Olga Pudova, Chiara Skerath, Ilse Eerens Sopranos
Franco Fagioli Countertenor
Alessandro Liberatore Tenor

Paris Youth Choir
Insula Orchestra
Laurence Equilbey Conductor

Erato 0190296377341
2 CDs
Full Price

The Review

The problem with Lucio Silla is not that Mozart wrote it when he was sixteen – he was already an experienced opera composer – nor that it has a silly story. It doesn’t.

Metastasio’s off the self libretto tells a pertinent tale of power v. love, ending in reconciliation and forgiveness, with a lot of unpleasantness along the way. It is opera seria but it is not tragedy and in the shifting Italian politics of 1772 it was a thoughtful subject.

The problem is that the smart audience at Milan’s Teatro Ducale were infatuated by high voices. While costumes can deal with differentiating characters on stage, the record listener has no such luck, unless following the libretto very closely and, let’s face it, not many of us put a record on and then sit down to be that diligent. The problem is compounded when the high voices (two men and two women) are split between one countertenor and three sopranos, as they are here. There is a tenor, Lucio Silla himself, but a decade later in Vienna Mozart was able to work with Da Ponte and make sure voices matched not only gender but character. Metastasio did not help by having most of the characters’ names beginning with ‘C’ or ‘L’.

For the most part this recording from the resident orchestra and conductor at the elegant hall on an island in suburban Paris, La Seine Musicale, is impressive – so is the excellent chorus. There is clarity in the playing, crispness in the ensemble instead of the veiled and slightly fuzzy string sound one hears on so many opera recordings. Equilibey keeps things moving with commendable energy, without rushing any of her soloists.

She also understands that this is not from the period when Mozart was tackling contemporary subjects. It is from years when young composers like him were fascinated by what Gluck was doing to the genre: tackling classical subjects with the same seriousness that Monteverdi and Handel did. For the 1772 Milan audience this was all too radical, even though Mozart had followed his brief and given them plenty of shrill singers. He was probably smirking when the theatre burned down a couple of years later after a Carnival ball got out of hand. He and Milan never bothered with each other again.

That leaves us, though, needing four high voices of different timbres but equal quality. As Cecilio, the exiled lover, countertenor Franco Fagioli is convincing and sings with excellent diction and tonal consistency: impressive. So is Chiara Skerath as Lucio Cinna, though here the fact that she is so obviously a ‘she’ vocally gets in the way of the character’s credibility – splendidly sung. However, she is too similar to the equally accomplished Ilse Eerens as Celia.

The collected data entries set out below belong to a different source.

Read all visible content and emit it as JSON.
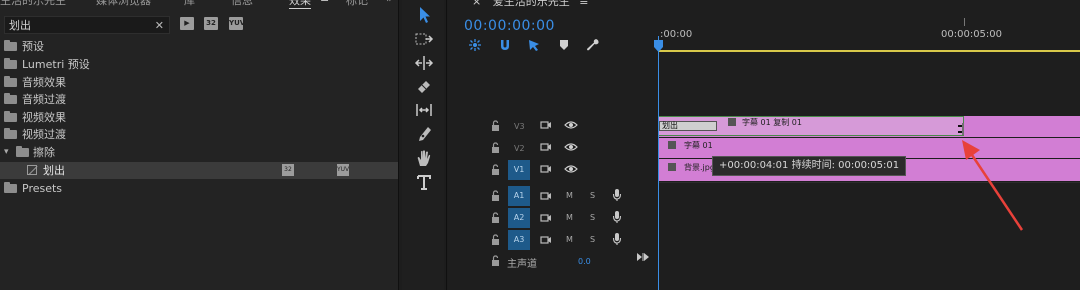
{
  "effects_panel": {
    "tabs": [
      {
        "label": "生活的乐先生",
        "active": false
      },
      {
        "label": "媒体浏览器",
        "active": false
      },
      {
        "label": "库",
        "active": false
      },
      {
        "label": "信息",
        "active": false
      },
      {
        "label": "效果",
        "active": true
      },
      {
        "label": "标记",
        "active": false
      }
    ],
    "tab_menu": "≡",
    "overflow": "»",
    "search": {
      "value": "划出",
      "clear": "✕"
    },
    "filter_icons": [
      "accelerated-effects-icon",
      "32bit-effects-icon",
      "yuv-effects-icon"
    ],
    "filter_icon_text": [
      "▶",
      "32",
      "YUV"
    ],
    "tree": [
      {
        "label": "预设",
        "type": "folder-special"
      },
      {
        "label": "Lumetri 预设",
        "type": "folder-special"
      },
      {
        "label": "音频效果",
        "type": "folder"
      },
      {
        "label": "音频过渡",
        "type": "folder"
      },
      {
        "label": "视频效果",
        "type": "folder"
      },
      {
        "label": "视频过渡",
        "type": "folder"
      },
      {
        "label": "擦除",
        "type": "folder-open"
      },
      {
        "label": "划出",
        "type": "effect",
        "selected": true
      },
      {
        "label": "Presets",
        "type": "folder-special"
      }
    ]
  },
  "tools": [
    "selection-tool",
    "track-select-tool",
    "ripple-edit-tool",
    "razor-tool",
    "slip-tool",
    "pen-tool",
    "hand-tool",
    "type-tool"
  ],
  "timeline": {
    "sequence_title": "爱生活的乐先生",
    "menu": "≡",
    "close": "×",
    "timecode": "00:00:00:00",
    "ruler_labels": [
      ":00:00",
      "00:00:05:00"
    ],
    "video_tracks": [
      {
        "name": "V3",
        "active": false
      },
      {
        "name": "V2",
        "active": false
      },
      {
        "name": "V1",
        "active": true
      }
    ],
    "audio_tracks": [
      {
        "name": "A1",
        "m": "M",
        "s": "S"
      },
      {
        "name": "A2",
        "m": "M",
        "s": "S"
      },
      {
        "name": "A3",
        "m": "M",
        "s": "S"
      }
    ],
    "master": {
      "label": "主声道",
      "value": "0.0"
    },
    "clips": {
      "v3_transition": "划出",
      "v3_clip": "字幕 01 复制 01",
      "v2_clip": "字幕 01",
      "v1_clip": "背景.jpg"
    },
    "tooltip": "+00:00:04:01 持续时间: 00:00:05:01"
  },
  "colors": {
    "accent": "#3a8ee6",
    "clip": "#d27ed4",
    "workbar": "#d8c94a",
    "arrow": "#e8413a"
  }
}
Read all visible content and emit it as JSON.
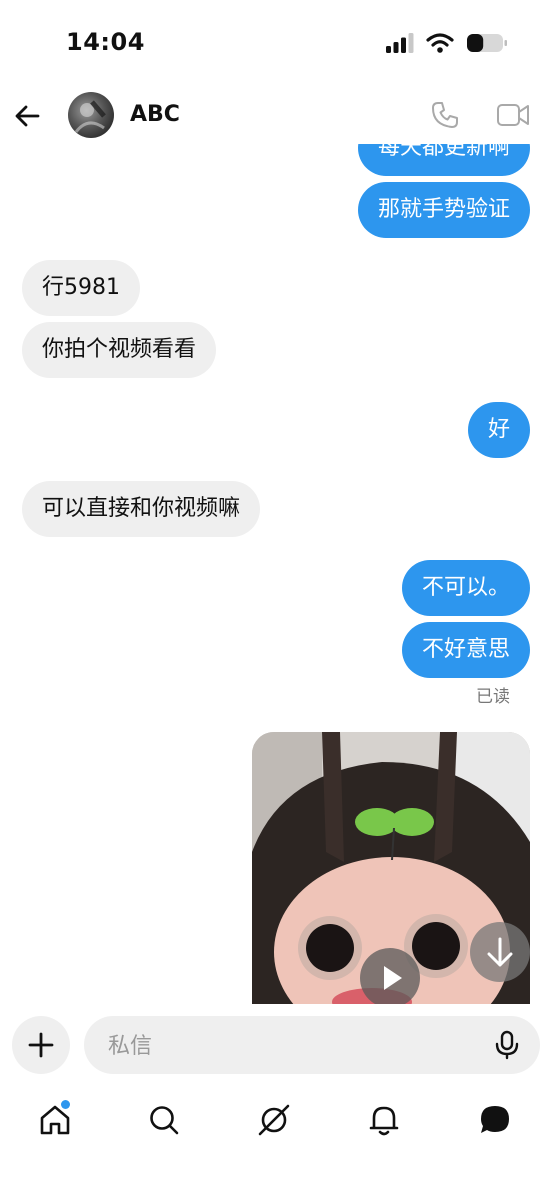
{
  "status_bar": {
    "time": "14:04",
    "battery_level": 0.45
  },
  "header": {
    "contact_name": "ABC"
  },
  "messages": [
    {
      "side": "out",
      "text": "每天都更新啊"
    },
    {
      "side": "out",
      "text": "那就手势验证"
    },
    {
      "side": "in",
      "text": "行5981"
    },
    {
      "side": "in",
      "text": "你拍个视频看看"
    },
    {
      "side": "out",
      "text": "好"
    },
    {
      "side": "in",
      "text": "可以直接和你视频嘛"
    },
    {
      "side": "out",
      "text": "不可以。"
    },
    {
      "side": "out",
      "text": "不好意思"
    }
  ],
  "read_receipt": "已读",
  "composer": {
    "placeholder": "私信"
  },
  "icons": {
    "back": "arrow-left-icon",
    "call": "phone-icon",
    "video": "video-camera-icon",
    "add": "plus-icon",
    "mic": "microphone-icon",
    "download": "download-arrow-icon",
    "play": "play-icon",
    "tabs": [
      "home-icon",
      "search-icon",
      "explore-compass-icon",
      "bell-icon",
      "chat-bubble-icon"
    ]
  },
  "colors": {
    "accent": "#2d96ee",
    "incoming_bubble": "#efefef",
    "background": "#ffffff"
  }
}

The blending is at its best in the trio between Lucio Silla, Cecilio and Giunia that ends Act II; three strong characters sticking to their own furious agenda with ferocity. I have considerable reservations about Olga Pudova’s Giunia, though. She, rather than Lucio Silla himself, is the main focus of the drama. Therefore she needs to be able to sing the role without fault. Pudova’s high range is that – clear, strong and agile – she is gaining a substantial global reputation for it. However the role was written for a singer who had a particularly strong lower register too and here Pudova does not quite have the even power it needs. When she tries to force in the middle range, the steadiness of tone slips and she is inclined to wobble. This may be because of her Russian training, which often puts power before accuracy. Either way, her shortcomings prevent this from being the top of the pile recording it so nearly is.